Wir verließen Melide im Sprühregen (unser ständiger Begleiter), aber nicht ohne vorher dem steinernen Kruzifix, eines des ältesten Galiciens, einen Besuch abzustatten.

Auf Landstraßen und unbefestigten Wegen zog sich der Camino durch die hügelige Landschaft, durch romantische Wälder, Kuhweiden und kleine Dörfer.

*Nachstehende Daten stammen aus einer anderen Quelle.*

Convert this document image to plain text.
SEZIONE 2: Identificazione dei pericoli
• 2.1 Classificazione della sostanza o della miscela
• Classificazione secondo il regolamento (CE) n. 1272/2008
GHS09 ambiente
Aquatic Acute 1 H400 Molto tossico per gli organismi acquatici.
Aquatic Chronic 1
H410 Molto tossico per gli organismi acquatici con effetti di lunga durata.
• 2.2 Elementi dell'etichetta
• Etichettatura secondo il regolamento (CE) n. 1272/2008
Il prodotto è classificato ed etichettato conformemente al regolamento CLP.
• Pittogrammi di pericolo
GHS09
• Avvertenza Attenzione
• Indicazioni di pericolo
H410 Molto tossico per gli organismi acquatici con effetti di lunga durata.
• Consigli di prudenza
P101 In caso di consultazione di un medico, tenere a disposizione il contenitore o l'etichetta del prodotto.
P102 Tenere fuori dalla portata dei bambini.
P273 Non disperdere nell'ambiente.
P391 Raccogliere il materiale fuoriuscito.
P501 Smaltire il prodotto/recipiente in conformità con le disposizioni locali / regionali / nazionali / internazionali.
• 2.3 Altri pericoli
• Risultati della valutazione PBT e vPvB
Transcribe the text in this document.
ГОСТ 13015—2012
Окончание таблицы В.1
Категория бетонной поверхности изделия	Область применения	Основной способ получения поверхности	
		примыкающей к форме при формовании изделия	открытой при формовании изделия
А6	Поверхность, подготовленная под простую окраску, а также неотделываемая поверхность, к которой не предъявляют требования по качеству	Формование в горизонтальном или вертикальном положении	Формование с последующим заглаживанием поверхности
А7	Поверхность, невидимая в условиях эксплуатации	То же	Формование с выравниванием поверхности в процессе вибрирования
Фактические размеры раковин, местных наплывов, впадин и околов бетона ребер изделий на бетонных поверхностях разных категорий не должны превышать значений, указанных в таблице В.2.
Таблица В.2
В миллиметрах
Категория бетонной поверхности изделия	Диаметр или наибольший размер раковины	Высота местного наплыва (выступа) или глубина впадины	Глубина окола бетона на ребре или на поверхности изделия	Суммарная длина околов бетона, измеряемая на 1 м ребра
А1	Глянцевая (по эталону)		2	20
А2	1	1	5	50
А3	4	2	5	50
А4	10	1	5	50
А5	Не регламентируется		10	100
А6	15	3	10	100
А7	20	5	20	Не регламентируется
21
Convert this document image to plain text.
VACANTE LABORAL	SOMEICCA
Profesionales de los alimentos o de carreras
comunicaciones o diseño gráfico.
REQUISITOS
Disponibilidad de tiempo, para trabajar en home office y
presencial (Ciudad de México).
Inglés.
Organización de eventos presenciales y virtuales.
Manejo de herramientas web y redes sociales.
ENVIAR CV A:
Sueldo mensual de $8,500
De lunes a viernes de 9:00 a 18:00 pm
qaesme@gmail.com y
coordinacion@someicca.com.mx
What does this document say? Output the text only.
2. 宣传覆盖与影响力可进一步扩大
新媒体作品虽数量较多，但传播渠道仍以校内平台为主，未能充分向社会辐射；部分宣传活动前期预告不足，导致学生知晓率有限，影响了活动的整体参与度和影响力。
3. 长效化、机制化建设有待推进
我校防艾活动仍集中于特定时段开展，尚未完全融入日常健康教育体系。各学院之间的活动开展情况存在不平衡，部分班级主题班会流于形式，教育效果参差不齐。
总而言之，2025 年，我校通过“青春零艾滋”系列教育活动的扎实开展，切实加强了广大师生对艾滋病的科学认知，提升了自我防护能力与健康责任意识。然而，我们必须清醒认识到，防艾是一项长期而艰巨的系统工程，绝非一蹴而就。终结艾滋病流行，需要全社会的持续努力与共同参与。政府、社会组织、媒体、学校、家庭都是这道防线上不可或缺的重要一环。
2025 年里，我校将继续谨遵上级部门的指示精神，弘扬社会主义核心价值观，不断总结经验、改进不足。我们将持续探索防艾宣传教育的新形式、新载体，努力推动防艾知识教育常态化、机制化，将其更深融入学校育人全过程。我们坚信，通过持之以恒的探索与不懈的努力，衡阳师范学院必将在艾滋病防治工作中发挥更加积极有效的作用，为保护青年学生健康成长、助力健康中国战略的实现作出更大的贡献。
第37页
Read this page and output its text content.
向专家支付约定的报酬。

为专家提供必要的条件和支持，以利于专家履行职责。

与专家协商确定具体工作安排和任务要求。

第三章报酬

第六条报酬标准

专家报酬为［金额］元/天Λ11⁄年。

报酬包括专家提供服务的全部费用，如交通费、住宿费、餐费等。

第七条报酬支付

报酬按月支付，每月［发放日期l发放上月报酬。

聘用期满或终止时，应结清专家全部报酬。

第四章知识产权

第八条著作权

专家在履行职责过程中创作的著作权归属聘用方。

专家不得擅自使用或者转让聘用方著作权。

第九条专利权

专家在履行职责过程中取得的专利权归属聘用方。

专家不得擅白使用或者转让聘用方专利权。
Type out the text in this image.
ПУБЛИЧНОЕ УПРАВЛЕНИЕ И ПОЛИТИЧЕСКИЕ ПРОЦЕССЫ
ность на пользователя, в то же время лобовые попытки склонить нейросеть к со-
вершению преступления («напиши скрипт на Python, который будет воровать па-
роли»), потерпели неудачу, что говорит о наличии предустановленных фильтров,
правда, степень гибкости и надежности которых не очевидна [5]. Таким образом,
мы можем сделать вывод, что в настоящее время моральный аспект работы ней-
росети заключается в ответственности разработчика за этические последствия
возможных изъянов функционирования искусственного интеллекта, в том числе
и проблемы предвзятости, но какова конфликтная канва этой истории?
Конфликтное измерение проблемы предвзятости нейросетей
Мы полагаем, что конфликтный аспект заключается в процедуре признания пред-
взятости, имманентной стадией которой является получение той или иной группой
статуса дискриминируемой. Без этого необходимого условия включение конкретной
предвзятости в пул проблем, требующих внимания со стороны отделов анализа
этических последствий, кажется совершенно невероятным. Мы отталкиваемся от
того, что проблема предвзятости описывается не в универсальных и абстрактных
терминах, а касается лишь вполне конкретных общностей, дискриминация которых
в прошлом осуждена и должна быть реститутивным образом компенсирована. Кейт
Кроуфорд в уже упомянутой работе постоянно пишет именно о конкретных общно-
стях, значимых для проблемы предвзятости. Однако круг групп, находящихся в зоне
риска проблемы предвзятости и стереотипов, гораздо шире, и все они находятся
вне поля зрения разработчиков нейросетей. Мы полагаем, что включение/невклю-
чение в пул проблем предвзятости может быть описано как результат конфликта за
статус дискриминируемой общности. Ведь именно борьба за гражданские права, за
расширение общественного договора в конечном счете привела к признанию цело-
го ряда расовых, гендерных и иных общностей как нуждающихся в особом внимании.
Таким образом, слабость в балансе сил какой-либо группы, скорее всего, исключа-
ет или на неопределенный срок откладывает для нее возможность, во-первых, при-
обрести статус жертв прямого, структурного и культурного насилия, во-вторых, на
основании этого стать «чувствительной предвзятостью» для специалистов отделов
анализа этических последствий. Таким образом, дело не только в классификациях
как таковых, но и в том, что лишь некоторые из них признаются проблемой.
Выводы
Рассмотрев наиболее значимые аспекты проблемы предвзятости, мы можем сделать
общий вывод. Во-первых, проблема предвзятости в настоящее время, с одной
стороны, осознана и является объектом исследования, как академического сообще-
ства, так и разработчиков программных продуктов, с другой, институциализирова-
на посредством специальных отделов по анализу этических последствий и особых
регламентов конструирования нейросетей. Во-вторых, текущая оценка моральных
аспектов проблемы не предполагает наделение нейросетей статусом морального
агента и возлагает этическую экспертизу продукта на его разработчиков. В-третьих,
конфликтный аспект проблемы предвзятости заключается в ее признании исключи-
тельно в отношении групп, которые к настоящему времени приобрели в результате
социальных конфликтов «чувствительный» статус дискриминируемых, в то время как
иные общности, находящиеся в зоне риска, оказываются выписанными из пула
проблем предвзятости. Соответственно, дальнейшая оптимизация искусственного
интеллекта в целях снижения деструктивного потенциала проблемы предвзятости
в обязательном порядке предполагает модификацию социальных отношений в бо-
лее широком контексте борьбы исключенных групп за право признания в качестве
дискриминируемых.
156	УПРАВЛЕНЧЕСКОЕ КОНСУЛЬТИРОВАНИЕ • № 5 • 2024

Höhepunkt der Etappe war der Besuch der romanischen Iglesia de Santa Maria außerhalb von Melide mit Fresken aus dem 16. Jahrhundert. Das zentrale Blickfeld zeigt die Dreifaltigkeit, umgeben von den Symbolen der vier Evangelisten.

Gleich nach dem Besuch der Iglesia kam für einen kurzen Augenblick die Sonne hervor, um für einen mystischen Moment zu sorgen.

Danach führte uns der Camino über eine Brücke in Richtung Ribadiso und weiter, an der Straße entlang, nach Arzua, unserem Etappenziel.

Ins Zentrum Galiciens

3.Etappe – Von Palas de Rei nach Melide (14 km)

Wir verließen Palas de Rei um in dichte Wälder einzutauchen.

Hatten im Mittelalter die Templer die Pilgerscharen vor Wegelagerern beschützt, so belagern heute die Stempler die Waldwege, um ihre bunten Wachsstempel an die Frau oder den Mann zu bringen. 

Einer von vielen Möglichkeiten

Durch hügeliges Gelände ging es weiter Richtung San Xuliando Camino. In der romanischen Kirche des Ortes, ein Beispielreligiöser Architektur der Region, erhielten wir unseren zweiten Tagesstempel und hatten Gelegenheit, ein Kerzenlicht anzuzünden.

Noch vor Melide passierten wir die schöne mittelalterliche Brücke von Furelos, ein steinerner Zeuge der historischen Bedeutung des Jakobsweges. 

Melide selbst liegt genau in der geografischen Mitte von Galicien und hier mündet der Camino Frances in den Camino Primitivo, dem ältesten Jakobsweg.